QUEENSLAND Premier Anna Bligh is set to announce today that local government elections scheduled for March 31 will be pushed back past Easter.

QUEENSLAND Premier Anna Bligh is set to announce today that local government elections scheduled for March 31 will be pushed back past Easter, threatening a backlash from councils around the state.

The Australian understands that holding the local polls in April was the substance of urgent legal advice Ms Bligh received after her own election plans were up-ended by the snap recall of the state's flood inquiry.

After days of supercharged exchanges between Ms Bligh and rival Campbell Newman over the timing of the looming state election, floods commissioner Cate Holmes yesterday reconvened public hearings and sought an extension to the deadline on her final report, originally due by February 24.

Ms Bligh was due to go to the polls before her three-year term expired on March 31 and on Tuesday flagged she would wait until after the report was handed down.
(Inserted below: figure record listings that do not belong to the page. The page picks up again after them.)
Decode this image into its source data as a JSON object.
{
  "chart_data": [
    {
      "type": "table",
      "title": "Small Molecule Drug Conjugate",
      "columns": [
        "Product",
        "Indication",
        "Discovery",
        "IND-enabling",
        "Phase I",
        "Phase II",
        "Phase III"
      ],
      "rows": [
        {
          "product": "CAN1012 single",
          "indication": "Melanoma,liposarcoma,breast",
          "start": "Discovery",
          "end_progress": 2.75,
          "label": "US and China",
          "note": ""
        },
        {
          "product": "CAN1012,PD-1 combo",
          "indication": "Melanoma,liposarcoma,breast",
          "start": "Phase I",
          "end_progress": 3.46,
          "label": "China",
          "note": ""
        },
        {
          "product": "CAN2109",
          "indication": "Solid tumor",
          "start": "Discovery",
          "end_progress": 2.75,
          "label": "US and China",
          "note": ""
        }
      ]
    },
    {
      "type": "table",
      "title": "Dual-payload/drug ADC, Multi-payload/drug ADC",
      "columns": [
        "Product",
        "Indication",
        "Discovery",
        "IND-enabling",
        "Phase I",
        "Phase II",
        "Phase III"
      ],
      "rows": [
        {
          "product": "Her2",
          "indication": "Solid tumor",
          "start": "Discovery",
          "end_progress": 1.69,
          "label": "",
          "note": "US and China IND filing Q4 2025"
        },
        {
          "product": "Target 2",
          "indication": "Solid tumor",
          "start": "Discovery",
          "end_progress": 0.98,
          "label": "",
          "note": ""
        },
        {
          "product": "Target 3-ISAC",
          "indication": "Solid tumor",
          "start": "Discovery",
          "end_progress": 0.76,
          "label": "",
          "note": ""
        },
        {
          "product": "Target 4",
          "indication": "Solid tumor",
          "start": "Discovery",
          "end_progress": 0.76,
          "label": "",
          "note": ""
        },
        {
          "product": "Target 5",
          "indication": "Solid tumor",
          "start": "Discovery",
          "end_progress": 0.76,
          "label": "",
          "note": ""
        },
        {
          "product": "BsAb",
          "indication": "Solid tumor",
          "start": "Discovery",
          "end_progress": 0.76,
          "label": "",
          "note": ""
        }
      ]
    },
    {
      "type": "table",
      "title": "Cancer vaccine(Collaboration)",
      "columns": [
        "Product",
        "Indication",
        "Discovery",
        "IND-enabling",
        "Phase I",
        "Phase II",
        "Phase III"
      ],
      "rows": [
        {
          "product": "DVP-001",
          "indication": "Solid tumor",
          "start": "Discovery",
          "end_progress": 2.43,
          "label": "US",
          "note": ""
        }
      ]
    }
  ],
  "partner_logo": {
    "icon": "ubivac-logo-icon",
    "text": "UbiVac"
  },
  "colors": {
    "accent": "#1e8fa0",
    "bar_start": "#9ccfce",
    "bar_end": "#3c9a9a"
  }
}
But in a statement, issued after a meeting with Justice Holmes, Ms Bligh said her request to push back the inquiry's reporting date "could have implications for the timing of elections and this would require me to seek urgent legal advice on a number of options".

Earlier, Liberal National Party leader Mr Newman had insisted the inquiry should take "as much time as it needs".

"I think the matters raised in The Australian are of significant gravity that they must be examined in more detail," he said.

"There now appears to be real doubt as to when release strategy W3 was actually adopted and this is a critical issue that must be resolved."

Last night, LNP parliamentary leader Jeff Seeney said the recall of the inquiry and extension of the reporting date should not be used to delay the election.

"The government should not be mixing politics with the independent flood inquiry," Mr Seeney said.

The potentially explosive hearings significantly complicate the timing of the election and flavour of the campaign for Ms Bligh, who, according to successive polls, is facing a landslide defeat after Labor has won five consecutive victories.

Unless Ms Bligh pushes the election out beyond March, the Premier is locked into holding the poll on one of the five Saturdays that fall between February 25 and March 24.

Ms Bligh has already undertaken not to hold the state poll on the same day as local government elections.

The dramatic events yesterday followed a day of mud-slinging between the rival camps with Mr Newman forced to defend a property investment by the family of his wife, Lisa, amid allegations he had passed on inside information while lord mayor of Brisbane that had helped them with the deal.

Mr Newman -- who dismissed the allegations as ludicrous, claiming he was unaware of the investment -- also called on Labor to abandon a leaflet drop in the electorate of Ashgrove, which he is contesting, that drew attention to his support of a candidate under fire over his 2008 comments that argued that women who drink excessively were to blame if they were later assaulted.